Thames was commissioned in April 1758 and paid off in March 1766 after wartime service, including deployment in the Mediterranean from August 1763. She was repaired and recommissioned in October 1770 for the Falkland Islands dispute. She participated in the Spithead Review of 22 June 1773, and in a mission to Morocco in 1774. Paid off in July 1775, she was recommissioned in August 1776, and then paid off again in September 1782 after wartime service. After several repairs at various times, she was recommissioned under Captain Thomas Troubridge in June 1790. She was again paid off, repaired and refitted.
Contents
Capture
On 24 October 1793, while on route to Gibraltar under Captain James Cotes, she met Jean-François Tartu's Uranie, off Gascony. In the ensuing engagement she lost her rigging and most of her starboard battery, yet killed Tartu and forced Uranie to disengage. The next day the frigate Carmagnole, under Zacharie Allemand, and accompanying vessels, captured Thames, which was essentially a defenseless hulk. She was brought into French service as Tamise.
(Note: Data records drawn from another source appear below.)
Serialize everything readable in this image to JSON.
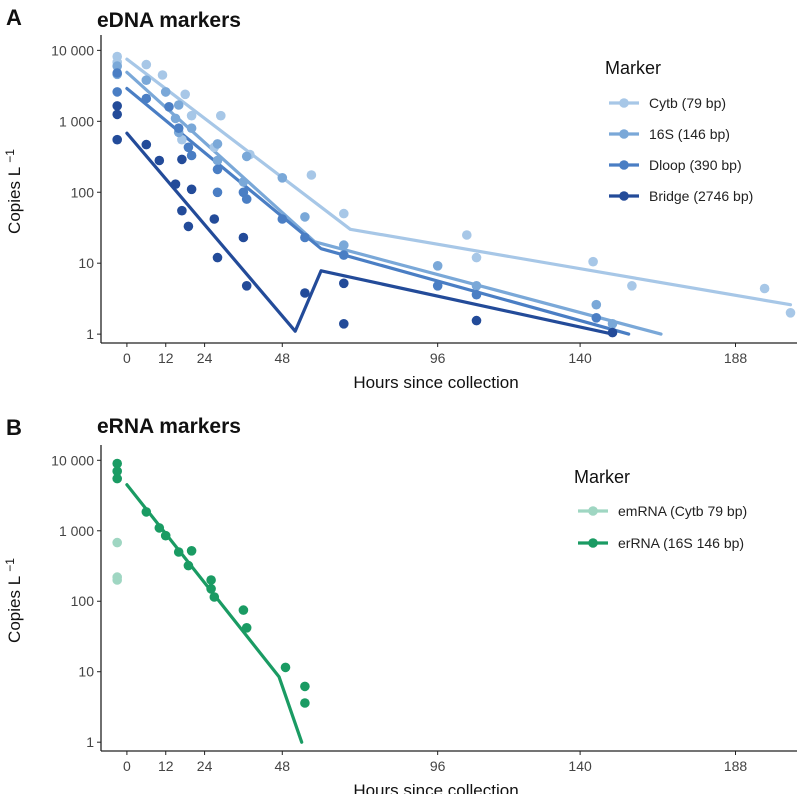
{
  "chart_data": [
    {
      "type": "scatter",
      "panel_letter": "A",
      "title": "eDNA markers",
      "xlabel": "Hours since collection",
      "ylabel": "Copies L",
      "ylabel_superscript": "−1",
      "yscale": "log",
      "xlim": [
        -8,
        207
      ],
      "ylim": [
        0.75,
        14000
      ],
      "x_ticks": [
        0,
        12,
        24,
        48,
        96,
        140,
        188
      ],
      "y_ticks": [
        1,
        10,
        100,
        1000,
        10000
      ],
      "y_tick_labels": [
        "1",
        "10",
        "100",
        "1 000",
        "10 000"
      ],
      "grid": false,
      "legend_title": "Marker",
      "legend_position": "top-right",
      "series": [
        {
          "name": "Cytb (79 bp)",
          "color": "#a7c7e7",
          "points": [
            [
              -3,
              8200
            ],
            [
              -3,
              6800
            ],
            [
              6,
              6300
            ],
            [
              11,
              4500
            ],
            [
              12,
              2600
            ],
            [
              18,
              2400
            ],
            [
              20,
              1200
            ],
            [
              17,
              550
            ],
            [
              29,
              1200
            ],
            [
              27,
              430
            ],
            [
              38,
              340
            ],
            [
              57,
              175
            ],
            [
              67,
              50
            ],
            [
              105,
              25
            ],
            [
              108,
              12
            ],
            [
              144,
              10.5
            ],
            [
              156,
              4.8
            ],
            [
              197,
              4.4
            ],
            [
              205,
              2.0
            ]
          ],
          "fit": [
            [
              0,
              7500
            ],
            [
              69,
              30
            ],
            [
              205,
              2.6
            ]
          ]
        },
        {
          "name": "16S (146 bp)",
          "color": "#7aa8d8",
          "points": [
            [
              -3,
              6000
            ],
            [
              -3,
              4600
            ],
            [
              6,
              3800
            ],
            [
              12,
              2600
            ],
            [
              16,
              1700
            ],
            [
              15,
              1100
            ],
            [
              20,
              800
            ],
            [
              16,
              700
            ],
            [
              28,
              480
            ],
            [
              28,
              280
            ],
            [
              37,
              320
            ],
            [
              36,
              140
            ],
            [
              48,
              160
            ],
            [
              55,
              45
            ],
            [
              67,
              18
            ],
            [
              96,
              9.2
            ],
            [
              108,
              4.8
            ],
            [
              145,
              2.6
            ],
            [
              150,
              1.4
            ]
          ],
          "fit": [
            [
              0,
              4900
            ],
            [
              58,
              20
            ],
            [
              165,
              1.0
            ]
          ]
        },
        {
          "name": "Dloop (390 bp)",
          "color": "#4a7ec4",
          "points": [
            [
              -3,
              4800
            ],
            [
              -3,
              2600
            ],
            [
              6,
              2100
            ],
            [
              13,
              1600
            ],
            [
              16,
              800
            ],
            [
              19,
              430
            ],
            [
              20,
              330
            ],
            [
              28,
              210
            ],
            [
              28,
              100
            ],
            [
              36,
              100
            ],
            [
              37,
              80
            ],
            [
              48,
              42
            ],
            [
              55,
              23
            ],
            [
              67,
              13
            ],
            [
              96,
              4.8
            ],
            [
              108,
              3.6
            ],
            [
              145,
              1.7
            ]
          ],
          "fit": [
            [
              0,
              2900
            ],
            [
              60,
              16
            ],
            [
              155,
              1.0
            ]
          ]
        },
        {
          "name": "Bridge (2746 bp)",
          "color": "#234b99",
          "points": [
            [
              -3,
              1650
            ],
            [
              -3,
              1250
            ],
            [
              -3,
              550
            ],
            [
              6,
              470
            ],
            [
              10,
              280
            ],
            [
              17,
              290
            ],
            [
              15,
              130
            ],
            [
              20,
              110
            ],
            [
              17,
              55
            ],
            [
              19,
              33
            ],
            [
              27,
              42
            ],
            [
              28,
              12
            ],
            [
              36,
              23
            ],
            [
              37,
              4.8
            ],
            [
              55,
              3.8
            ],
            [
              67,
              5.2
            ],
            [
              67,
              1.4
            ],
            [
              108,
              1.55
            ],
            [
              150,
              1.05
            ]
          ],
          "fit": [
            [
              0,
              680
            ],
            [
              52,
              1.1
            ],
            [
              60,
              7.8
            ],
            [
              150,
              1.0
            ]
          ]
        }
      ]
    },
    {
      "type": "scatter",
      "panel_letter": "B",
      "title": "eRNA markers",
      "xlabel": "Hours since collection",
      "ylabel": "Copies L",
      "ylabel_superscript": "−1",
      "yscale": "log",
      "xlim": [
        -8,
        207
      ],
      "ylim": [
        0.75,
        14000
      ],
      "x_ticks": [
        0,
        12,
        24,
        48,
        96,
        140,
        188
      ],
      "y_ticks": [
        1,
        10,
        100,
        1000,
        10000
      ],
      "y_tick_labels": [
        "1",
        "10",
        "100",
        "1 000",
        "10 000"
      ],
      "grid": false,
      "legend_title": "Marker",
      "legend_position": "top-right",
      "series": [
        {
          "name": "emRNA (Cytb 79 bp)",
          "color": "#9fd6c2",
          "points": [
            [
              -3,
              680
            ],
            [
              -3,
              220
            ],
            [
              -3,
              200
            ]
          ],
          "fit": []
        },
        {
          "name": "erRNA (16S 146 bp)",
          "color": "#1a9b63",
          "points": [
            [
              -3,
              9000
            ],
            [
              -3,
              7000
            ],
            [
              -3,
              5500
            ],
            [
              6,
              1850
            ],
            [
              10,
              1100
            ],
            [
              12,
              850
            ],
            [
              16,
              500
            ],
            [
              20,
              520
            ],
            [
              19,
              320
            ],
            [
              26,
              200
            ],
            [
              26,
              150
            ],
            [
              27,
              115
            ],
            [
              36,
              75
            ],
            [
              37,
              42
            ],
            [
              49,
              11.5
            ],
            [
              55,
              6.2
            ],
            [
              55,
              3.6
            ]
          ],
          "fit": [
            [
              0,
              4500
            ],
            [
              47,
              8.5
            ],
            [
              54,
              1.0
            ]
          ]
        }
      ]
    }
  ]
}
Under French colours and Recapture
Tamise was entrusted to Captain Jean Marthe Adrien Lhermitte, who ordered some technical improvements. She went for two short campaigns in the Channel where she succeeded in taking 22 British merchant vessels of various sizes. She also escaped a British squadron that ignored her because of her British construction lines. She was then the admiral's frigate, repeating orders, in Villaret de Joyeuse's fleet. She was charged with the reconnaissance of Lord Howe's fleet in the morning of the Glorious First of June 1794.
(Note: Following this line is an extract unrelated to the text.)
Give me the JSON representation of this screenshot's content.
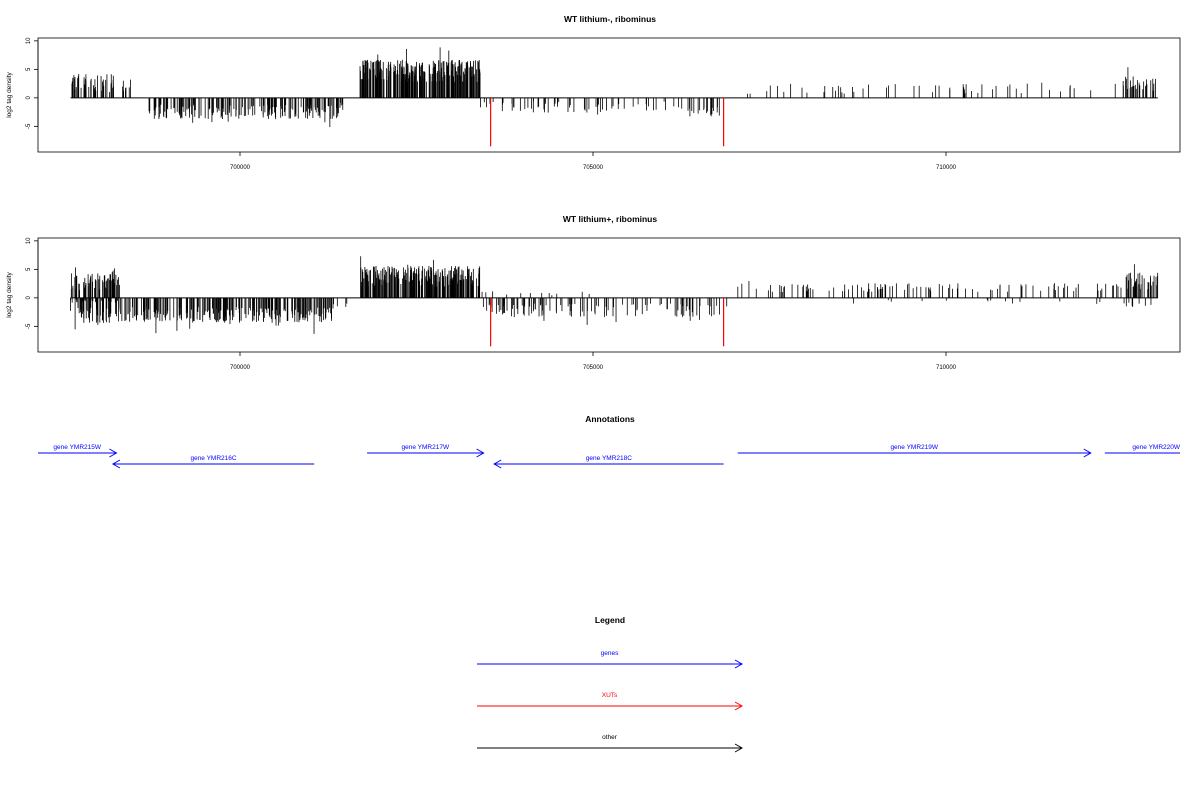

Under the command of Captain Fradin, Tamise took part in the disastrous campaign of "Grand Hiver" while still with Villaret Joyeuse's fleet. She also was sent on three individual chasing campaigns making several seizures and taking part in three inconclusive individual fights.[1]
On 8 June 1796, cruising with the Tribune in the approaches to the Channel, a British frigate squadron comprising HMS Santa Margarita, Captain Thomas Williams, and HMS Unicorn chased the two French frigates. Unicorn captured Tribune, and Santa Margarita captured Tamise. The Royal Navy reinstated Tamise under her old name as HMS Thames. She was recommissioned in December 1796 under Captain William Lukin and in June sailed for Jamaica.
British service again
Between August and October 1797, Thames captured a French privateer, name unknown, on the Jamaica station.
On 12 May 1800, Thames, Clyde and the hired armed cutter Suwarrow captured a French chasse maree, name unknown. On 1 June, Thames was a part of a squadron detached from Channel fleet to Quiberon Bay and the Morbihan to aid the royalists. On 26 October she, together with Immortalite, captured the French privateer Diable à Quatre in the Bay of Biscay. A little over a month later, on 30 November she captured another French privateer in the Bay of Biscay, the Actif.
On 18 January 1801, she captured the French 16-gun privateer Aurore in the English Channel. Captain Askew Paffard Hollis took command of Thames in June. On 5 July she became becalmed while trying to recall Superb to join the squadron under Rear Admiral Sir James Saumarez. On 8 July she observed a Franco-Spanish squadron of six sail of the line prepare to sail on the 9th for Algeciras, and sailed to Gibraltar to warn the Admiral. Three days later Thames was part of Saumarez's squadron which left Gibraltar to chase a Franco-Spanish squadron observed sailing from Algeciras. Thames took a minor part in the Battle of Algeciras Bay while under the command of under Captain Askew Paffard Hollis. The engagement commenced resulting in the destruction of two First Rates, and the capture of a Third Rate.
In subsequent months, assisted by the sloop-of-war Calpe, which had also participated in the battle, she destroyed a number of the enemy's coasters in the bay of Estepona.[2]
Fate
Thames was paid off in January 1803 broken up at Woolwich in September.
Sources and references
- Winfield, Rif (2008) British Warships in the Age of Sail, 1793-1817: Design, Construction, Careers and Fates. Seaforth Publishing, 2nd edition. ISBN 978-1-84415-717-4.